In each of these instances I am very aware that I did not make anything happen. My role, like that of a midwife, is limited. Nevertheless, something I did not provide, something clearly beyond me, that “something” called the presence of God, is at work. On those occasions I feel like a wick that is in awe that it can be used by a flame.

So, much of the time, I feel like an invited guest to special places where wondrous things happen. I am not invited because I am a special person, or because I have a particular set of skills, or because I have greater faith than anyone else does. Nevertheless, I am invited to those places in people’s lives because I have accepted God’s call to do this holy work.

I will also stay in pastoral ministry because the church is still the place that nurtures and forms people like Barbara Brown Taylor. She is quick to acknowledge her debt to the church, but she hardly needs to. Her prose is soaked through with images drawn from the church’s book and the church’s liturgy. One of the reasons that she can write like an angel is that, in some sense, she was taught to speak and write by the church. She did not learn the language of faith by sipping Assam tea on her front porch, as she says she now does many Sunday mornings. The birds that seem to flock everywhere in her memoir did not teach it to her. She did not learn it in the religion departments of her alma mater or of the college where she now teaches. She learned it in church, which is still the wellspring of the Christian tradition.

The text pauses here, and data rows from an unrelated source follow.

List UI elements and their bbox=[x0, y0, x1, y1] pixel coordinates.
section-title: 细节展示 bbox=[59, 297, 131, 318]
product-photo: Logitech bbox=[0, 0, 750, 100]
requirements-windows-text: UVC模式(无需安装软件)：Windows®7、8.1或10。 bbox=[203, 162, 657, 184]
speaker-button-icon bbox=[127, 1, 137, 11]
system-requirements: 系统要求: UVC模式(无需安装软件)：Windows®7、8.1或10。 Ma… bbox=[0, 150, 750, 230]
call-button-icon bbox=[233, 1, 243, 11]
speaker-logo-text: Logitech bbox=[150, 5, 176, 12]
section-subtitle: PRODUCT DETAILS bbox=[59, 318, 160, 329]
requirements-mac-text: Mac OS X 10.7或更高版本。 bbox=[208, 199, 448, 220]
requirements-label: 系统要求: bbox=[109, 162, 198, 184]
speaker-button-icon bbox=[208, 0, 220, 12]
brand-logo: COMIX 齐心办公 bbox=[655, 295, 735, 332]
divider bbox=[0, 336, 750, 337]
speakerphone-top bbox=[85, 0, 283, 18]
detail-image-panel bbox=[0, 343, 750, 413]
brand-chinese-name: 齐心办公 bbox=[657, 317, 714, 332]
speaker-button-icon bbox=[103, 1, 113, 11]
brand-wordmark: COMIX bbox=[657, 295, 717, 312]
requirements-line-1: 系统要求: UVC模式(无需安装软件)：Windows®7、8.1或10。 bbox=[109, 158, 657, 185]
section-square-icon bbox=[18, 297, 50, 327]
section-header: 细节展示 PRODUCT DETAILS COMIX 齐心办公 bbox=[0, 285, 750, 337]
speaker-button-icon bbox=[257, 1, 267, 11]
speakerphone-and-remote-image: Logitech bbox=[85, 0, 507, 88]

The Christian God is not confined to the church, of course, and the church is not the only setting for ministry. But other Christian ministries—including the ministries of teaching, writing, and speaking that now engage Barbara—are derivative of what happens in the church. And if the church can form and
nurture the work of someone like Barbara, then I am sticking with it.

A few years back I wrote an article that argued that the pastoral life is a form of the good life. I commended pastoral ministry as a uniquely rewarding way of life which, indeed, I have found it to be. I showed the article to a friend who is a pastor, who had only one comment: “Well, it is a good life, if you are called to it.” And of course he is right. Pastoral ministry is a job laden with challenges and in certain ways it seems to get more difficult every year. So it is not the kind of job anyone would likely pick out from the classified ads or at a job fair. Then again, if it were a job, I probably would have quit long ago.

That is why the reasons Barbara gives for leaving pastoral ministry do not need to be challenged or defended. Rather, her book can be placed alongside other witnesses that may differ in key respects. My friend’s comment on my article captures an essential reason why people can have such different experiences of pastoral ministry. It still comes down to the matter of call. So I am able both to affirm Barbara’s decision to leave pastoral ministry and to reconfirm my own commitment to pastoral ministry.

On the occasion of his retirement, Harry Emerson Fosdick said, “If I had a thousand lives to live in this century, I would go into parish ministry with every one of them.” That is perhaps the strongest affirmation of a call to pastoral ministry that I know. I’m not sure I could go quite as far as Fosdick did. If I had a thousand lives to live in this century, I might use one or two to do something else, like become a jazz pianist or an NBA point guard. But, with just one life to live on this earth, I am grateful that God called me to be a pastor. And I am staying.